Track 7: “Dance Inc.”

 If you asked me when and how I wrote “Dance Inc.” I genuinely could not tell you. It wasn’t one of those things that started with a demo on my phone. I believe I made the whole backbone of the song in one sitting in my recording software. Now that I’m thinking about it, I think the very first thing I wrote for this song was the bass line. I structured everything around that, because that’s the driving force. This song is the most dance-y and funky Teen Idle has ever been. There was just the urge to have a song like this. I felt like I was emerging into this happier and more confident place. Yet the song itself is a diss to the corporate world and an ode to my frustrations with job-hunting and recruiters. The “world of the blazers and blood-hungry headhunters”.

 

Track 8: “Every Night”

 “Every Night” is equal parts love song as well as a song expressing concern about a former friend.

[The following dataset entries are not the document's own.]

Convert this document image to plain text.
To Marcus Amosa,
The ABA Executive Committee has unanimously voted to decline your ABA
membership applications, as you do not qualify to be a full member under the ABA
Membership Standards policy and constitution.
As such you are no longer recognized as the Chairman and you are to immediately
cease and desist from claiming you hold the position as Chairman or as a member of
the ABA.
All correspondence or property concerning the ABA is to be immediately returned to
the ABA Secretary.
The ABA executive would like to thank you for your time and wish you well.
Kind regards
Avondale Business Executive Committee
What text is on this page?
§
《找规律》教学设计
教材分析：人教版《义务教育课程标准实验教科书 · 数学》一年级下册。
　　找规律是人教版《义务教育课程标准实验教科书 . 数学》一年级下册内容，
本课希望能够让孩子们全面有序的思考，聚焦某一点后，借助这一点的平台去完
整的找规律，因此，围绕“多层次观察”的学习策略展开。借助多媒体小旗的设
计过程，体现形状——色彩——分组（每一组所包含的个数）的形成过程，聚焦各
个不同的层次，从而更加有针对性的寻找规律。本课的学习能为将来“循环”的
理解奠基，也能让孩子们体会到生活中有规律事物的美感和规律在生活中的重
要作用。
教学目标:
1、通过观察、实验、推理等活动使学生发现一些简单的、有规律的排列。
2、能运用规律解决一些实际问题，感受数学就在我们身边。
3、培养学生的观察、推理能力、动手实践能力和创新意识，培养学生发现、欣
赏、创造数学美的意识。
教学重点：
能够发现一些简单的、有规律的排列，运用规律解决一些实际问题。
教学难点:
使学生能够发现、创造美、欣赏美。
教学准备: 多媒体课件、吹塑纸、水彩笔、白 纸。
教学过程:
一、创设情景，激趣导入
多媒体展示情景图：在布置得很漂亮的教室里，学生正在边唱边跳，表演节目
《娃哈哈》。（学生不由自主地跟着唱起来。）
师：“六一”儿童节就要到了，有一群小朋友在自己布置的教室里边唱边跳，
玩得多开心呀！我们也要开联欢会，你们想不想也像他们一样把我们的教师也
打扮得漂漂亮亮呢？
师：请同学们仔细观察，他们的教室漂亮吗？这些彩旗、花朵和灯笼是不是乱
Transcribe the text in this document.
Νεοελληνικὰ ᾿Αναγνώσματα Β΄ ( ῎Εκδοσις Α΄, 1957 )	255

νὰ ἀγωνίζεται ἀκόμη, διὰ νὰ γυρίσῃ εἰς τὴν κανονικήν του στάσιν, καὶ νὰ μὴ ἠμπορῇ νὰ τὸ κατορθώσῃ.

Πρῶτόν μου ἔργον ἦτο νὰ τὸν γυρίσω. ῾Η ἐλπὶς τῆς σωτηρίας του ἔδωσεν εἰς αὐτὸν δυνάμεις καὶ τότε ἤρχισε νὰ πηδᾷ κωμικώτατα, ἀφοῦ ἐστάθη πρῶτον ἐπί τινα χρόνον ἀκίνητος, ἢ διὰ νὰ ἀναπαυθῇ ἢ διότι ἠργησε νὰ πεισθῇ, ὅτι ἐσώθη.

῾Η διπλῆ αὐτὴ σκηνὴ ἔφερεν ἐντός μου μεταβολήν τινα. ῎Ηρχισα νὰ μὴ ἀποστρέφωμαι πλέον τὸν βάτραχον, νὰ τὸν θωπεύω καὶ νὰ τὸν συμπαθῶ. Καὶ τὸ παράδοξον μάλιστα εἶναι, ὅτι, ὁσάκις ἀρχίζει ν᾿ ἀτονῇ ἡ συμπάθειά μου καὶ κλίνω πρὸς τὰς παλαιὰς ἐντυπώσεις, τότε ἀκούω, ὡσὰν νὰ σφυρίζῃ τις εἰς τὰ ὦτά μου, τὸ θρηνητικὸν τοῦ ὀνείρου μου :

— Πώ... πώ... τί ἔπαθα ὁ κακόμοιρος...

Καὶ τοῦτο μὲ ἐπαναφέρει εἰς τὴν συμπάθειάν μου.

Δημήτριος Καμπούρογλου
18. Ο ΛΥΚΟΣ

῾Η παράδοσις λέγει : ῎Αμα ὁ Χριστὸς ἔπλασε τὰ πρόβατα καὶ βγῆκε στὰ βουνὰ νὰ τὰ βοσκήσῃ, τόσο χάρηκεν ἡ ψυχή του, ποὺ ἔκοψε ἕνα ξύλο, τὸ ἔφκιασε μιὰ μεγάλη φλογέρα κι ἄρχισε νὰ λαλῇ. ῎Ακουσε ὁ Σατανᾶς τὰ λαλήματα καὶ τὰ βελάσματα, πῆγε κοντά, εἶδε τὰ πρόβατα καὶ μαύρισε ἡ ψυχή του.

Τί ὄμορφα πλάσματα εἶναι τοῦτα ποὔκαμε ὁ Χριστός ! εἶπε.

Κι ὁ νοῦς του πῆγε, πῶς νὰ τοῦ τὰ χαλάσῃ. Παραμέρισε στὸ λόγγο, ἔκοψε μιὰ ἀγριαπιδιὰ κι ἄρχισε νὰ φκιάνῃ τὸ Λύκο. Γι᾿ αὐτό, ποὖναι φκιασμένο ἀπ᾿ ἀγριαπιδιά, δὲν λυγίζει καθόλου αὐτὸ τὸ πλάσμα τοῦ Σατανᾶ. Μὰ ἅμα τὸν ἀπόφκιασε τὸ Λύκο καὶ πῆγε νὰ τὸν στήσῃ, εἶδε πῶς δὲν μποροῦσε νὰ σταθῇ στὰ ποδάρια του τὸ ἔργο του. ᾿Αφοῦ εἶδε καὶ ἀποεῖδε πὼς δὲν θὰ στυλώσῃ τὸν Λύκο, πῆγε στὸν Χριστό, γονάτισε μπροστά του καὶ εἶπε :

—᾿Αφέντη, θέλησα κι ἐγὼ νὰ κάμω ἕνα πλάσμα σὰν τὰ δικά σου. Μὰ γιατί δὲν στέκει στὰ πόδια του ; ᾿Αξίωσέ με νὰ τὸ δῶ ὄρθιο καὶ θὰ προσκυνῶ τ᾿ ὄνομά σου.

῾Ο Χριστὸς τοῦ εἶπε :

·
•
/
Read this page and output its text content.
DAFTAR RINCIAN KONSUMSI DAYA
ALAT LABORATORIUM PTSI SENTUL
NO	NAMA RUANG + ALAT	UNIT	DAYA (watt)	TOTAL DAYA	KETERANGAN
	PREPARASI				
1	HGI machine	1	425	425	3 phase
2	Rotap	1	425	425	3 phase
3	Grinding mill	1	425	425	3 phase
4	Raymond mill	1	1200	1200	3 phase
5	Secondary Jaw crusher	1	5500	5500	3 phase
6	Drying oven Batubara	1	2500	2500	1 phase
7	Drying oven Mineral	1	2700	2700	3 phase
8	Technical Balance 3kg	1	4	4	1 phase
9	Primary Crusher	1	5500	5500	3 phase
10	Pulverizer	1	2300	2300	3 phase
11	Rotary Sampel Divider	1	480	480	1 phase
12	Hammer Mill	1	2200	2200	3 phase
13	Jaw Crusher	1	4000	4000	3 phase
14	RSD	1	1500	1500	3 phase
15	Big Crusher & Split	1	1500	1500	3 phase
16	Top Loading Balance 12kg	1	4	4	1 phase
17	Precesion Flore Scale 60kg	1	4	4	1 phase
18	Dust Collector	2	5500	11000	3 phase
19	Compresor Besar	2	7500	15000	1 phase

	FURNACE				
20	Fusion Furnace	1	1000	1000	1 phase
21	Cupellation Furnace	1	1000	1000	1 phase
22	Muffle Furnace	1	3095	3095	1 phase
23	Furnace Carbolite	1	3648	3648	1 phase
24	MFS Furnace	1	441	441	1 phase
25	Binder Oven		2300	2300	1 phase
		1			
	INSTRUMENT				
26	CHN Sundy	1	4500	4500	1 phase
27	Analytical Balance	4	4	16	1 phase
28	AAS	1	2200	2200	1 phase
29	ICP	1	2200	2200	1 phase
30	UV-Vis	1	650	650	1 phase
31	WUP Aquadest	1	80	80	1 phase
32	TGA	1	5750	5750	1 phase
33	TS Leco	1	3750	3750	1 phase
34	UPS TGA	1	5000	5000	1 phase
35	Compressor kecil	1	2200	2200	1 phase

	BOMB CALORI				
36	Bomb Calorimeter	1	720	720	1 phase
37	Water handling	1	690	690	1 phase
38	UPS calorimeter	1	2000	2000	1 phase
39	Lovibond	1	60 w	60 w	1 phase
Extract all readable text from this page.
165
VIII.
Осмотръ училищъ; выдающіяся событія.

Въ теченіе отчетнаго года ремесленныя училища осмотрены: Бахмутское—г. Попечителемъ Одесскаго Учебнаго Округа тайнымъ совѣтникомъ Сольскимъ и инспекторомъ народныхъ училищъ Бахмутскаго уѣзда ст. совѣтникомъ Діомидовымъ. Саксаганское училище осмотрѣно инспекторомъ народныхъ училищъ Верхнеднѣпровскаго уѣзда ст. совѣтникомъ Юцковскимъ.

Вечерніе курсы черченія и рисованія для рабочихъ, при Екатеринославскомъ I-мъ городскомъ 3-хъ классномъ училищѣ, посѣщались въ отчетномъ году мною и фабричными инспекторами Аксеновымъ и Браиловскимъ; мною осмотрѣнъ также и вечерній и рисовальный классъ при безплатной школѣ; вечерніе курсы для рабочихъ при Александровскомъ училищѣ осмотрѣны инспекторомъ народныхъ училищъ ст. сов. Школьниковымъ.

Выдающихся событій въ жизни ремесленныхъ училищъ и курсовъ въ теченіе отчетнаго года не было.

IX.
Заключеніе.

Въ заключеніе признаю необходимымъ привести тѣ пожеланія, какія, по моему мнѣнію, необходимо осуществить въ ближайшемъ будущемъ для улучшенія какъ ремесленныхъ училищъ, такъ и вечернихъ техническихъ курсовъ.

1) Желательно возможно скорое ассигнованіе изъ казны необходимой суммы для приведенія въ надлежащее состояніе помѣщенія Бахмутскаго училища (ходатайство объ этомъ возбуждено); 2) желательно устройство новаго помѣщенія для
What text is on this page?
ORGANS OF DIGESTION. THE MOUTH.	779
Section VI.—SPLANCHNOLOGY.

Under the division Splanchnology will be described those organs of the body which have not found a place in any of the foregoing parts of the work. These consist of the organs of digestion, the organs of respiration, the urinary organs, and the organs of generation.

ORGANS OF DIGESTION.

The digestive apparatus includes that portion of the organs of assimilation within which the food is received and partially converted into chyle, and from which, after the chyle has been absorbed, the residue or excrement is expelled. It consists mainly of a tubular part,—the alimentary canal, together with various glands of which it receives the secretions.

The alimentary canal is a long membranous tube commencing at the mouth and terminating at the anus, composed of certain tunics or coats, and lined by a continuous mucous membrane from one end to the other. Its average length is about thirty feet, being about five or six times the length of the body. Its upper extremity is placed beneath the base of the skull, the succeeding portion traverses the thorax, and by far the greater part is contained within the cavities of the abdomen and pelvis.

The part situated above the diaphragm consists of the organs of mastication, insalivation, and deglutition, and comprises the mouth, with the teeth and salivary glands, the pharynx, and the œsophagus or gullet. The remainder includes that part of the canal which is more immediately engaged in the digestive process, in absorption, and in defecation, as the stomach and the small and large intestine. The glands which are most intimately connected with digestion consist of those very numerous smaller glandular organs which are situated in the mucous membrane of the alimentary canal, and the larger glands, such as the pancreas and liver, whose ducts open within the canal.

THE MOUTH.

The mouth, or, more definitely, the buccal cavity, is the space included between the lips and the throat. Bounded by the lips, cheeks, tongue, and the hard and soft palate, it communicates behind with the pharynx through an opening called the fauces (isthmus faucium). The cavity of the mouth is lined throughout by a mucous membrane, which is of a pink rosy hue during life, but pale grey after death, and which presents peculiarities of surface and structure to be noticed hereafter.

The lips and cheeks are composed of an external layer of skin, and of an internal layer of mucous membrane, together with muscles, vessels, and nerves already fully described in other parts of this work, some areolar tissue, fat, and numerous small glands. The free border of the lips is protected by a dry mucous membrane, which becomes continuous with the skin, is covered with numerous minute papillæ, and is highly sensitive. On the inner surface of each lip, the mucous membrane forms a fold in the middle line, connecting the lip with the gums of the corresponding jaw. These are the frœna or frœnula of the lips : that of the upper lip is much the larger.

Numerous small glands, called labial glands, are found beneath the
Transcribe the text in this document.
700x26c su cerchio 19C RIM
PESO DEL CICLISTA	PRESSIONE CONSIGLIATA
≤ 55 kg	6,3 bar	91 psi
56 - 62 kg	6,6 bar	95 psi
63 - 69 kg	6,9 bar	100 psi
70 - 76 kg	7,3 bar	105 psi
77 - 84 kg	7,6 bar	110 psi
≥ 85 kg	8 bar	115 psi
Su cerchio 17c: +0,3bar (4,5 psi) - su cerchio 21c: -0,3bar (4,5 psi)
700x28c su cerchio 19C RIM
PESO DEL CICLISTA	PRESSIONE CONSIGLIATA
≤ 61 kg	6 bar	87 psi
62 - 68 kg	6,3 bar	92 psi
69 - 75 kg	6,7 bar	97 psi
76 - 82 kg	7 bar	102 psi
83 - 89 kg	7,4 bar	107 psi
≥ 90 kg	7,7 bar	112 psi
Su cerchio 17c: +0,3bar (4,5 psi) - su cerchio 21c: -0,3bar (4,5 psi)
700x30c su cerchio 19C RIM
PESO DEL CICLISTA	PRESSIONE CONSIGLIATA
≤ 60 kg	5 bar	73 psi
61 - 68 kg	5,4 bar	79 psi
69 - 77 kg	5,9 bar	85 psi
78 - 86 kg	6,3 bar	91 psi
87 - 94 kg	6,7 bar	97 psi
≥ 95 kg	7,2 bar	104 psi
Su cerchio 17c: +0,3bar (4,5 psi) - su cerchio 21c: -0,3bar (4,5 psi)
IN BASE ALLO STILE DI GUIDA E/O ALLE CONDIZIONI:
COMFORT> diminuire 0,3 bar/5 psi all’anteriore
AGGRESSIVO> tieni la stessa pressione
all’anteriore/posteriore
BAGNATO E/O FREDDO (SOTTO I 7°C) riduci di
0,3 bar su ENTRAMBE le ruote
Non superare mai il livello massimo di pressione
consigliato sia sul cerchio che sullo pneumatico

Its guitar tuning is definitely the most odd on the whole album, and I really do think this is one of the album’s strongest. I really went crazy with the production on this, and it’s definitely in a subtle way, but I think the very basic drum machine beat supplements the growing and changing song nicely. In previous songs I hadn’t really given piano much of a spotlight, but it’s a main feature of this song, and I think it ended up making the song what it needed to be. I don’t really know how I wrote and played the piano part on this song because I have no idea how to play it now. I’d have to dissect it note by note.

 

Track 9: “Stranger”

 “Stranger” was actually the first song written for this album. At the time I didn’t know this song would be on an album or that I was about to make an album. I wrote this song the night I got back from the airport after I’d finished my semester abroad in Denmark and moved back to the U.S. The whole experience was one of the most beautiful things I’ve ever experienced (it still brings tears to my eyes!) so it was upsetting to leave that. This song is basically a love song dedicated to the city of Copenhagen and all the people I came to know and befriend there. This was the hardest song to record on the album. I spent day after day rerecording it and trying to figure out the right tempo, type of guitar, and best recording method, and of course once I made it as simple and raw as possible, close to the original demo, it finally worked.

 

Track 10: “Winter”

I like a closing track to an album to be cinematic in some way. I’m a very literary-driven person, since I was an English major, and I look at songwriting like plot development. Especially in this case, with an album called Nonfiction, one would expect the last song on this record to be like the closing chapter of a book. And I think “Winter” fits this mold. It’s really a heartfelt, sweet ending to this little portrait of my young adult life that this album is. When I wrote the song, it was immediately an album closer. I’m really proud of the chorus in this song as well as the build up and production. If you listen closely in the outro, you can hear my friends Nat and Nick singing “the door is open” with me. I went really wild with the ending, even using some tubular bell sounds. Plus, the year ends in the season of winter, so what a fitting end to a record.

 

Track 11: “On Fire” (Bonus Track)

This song was never initially meant to be a bonus track, but the record ended in a very different place than I started it at. By then I felt like there were too many songs similar in sonic palette to this track. This felt like it had to be a bonus track because I didn’t want to do away with it entirely. I wrote this song after learning more about the early New York music and art scene of the ‘60s and ‘70s that included Lou Reed, Patti Smith, and Andy Warhol. The self-destruction inherent in some of those artistic circles was very interesting to me, especially in cases of people like Nico and Edie Sedgwick, two seemingly beautiful souls who really destroyed themselves. As someone who doesn’t even really drink, I was just very interested in how this polar opposite lifestyle of indulgence and excess can present itself.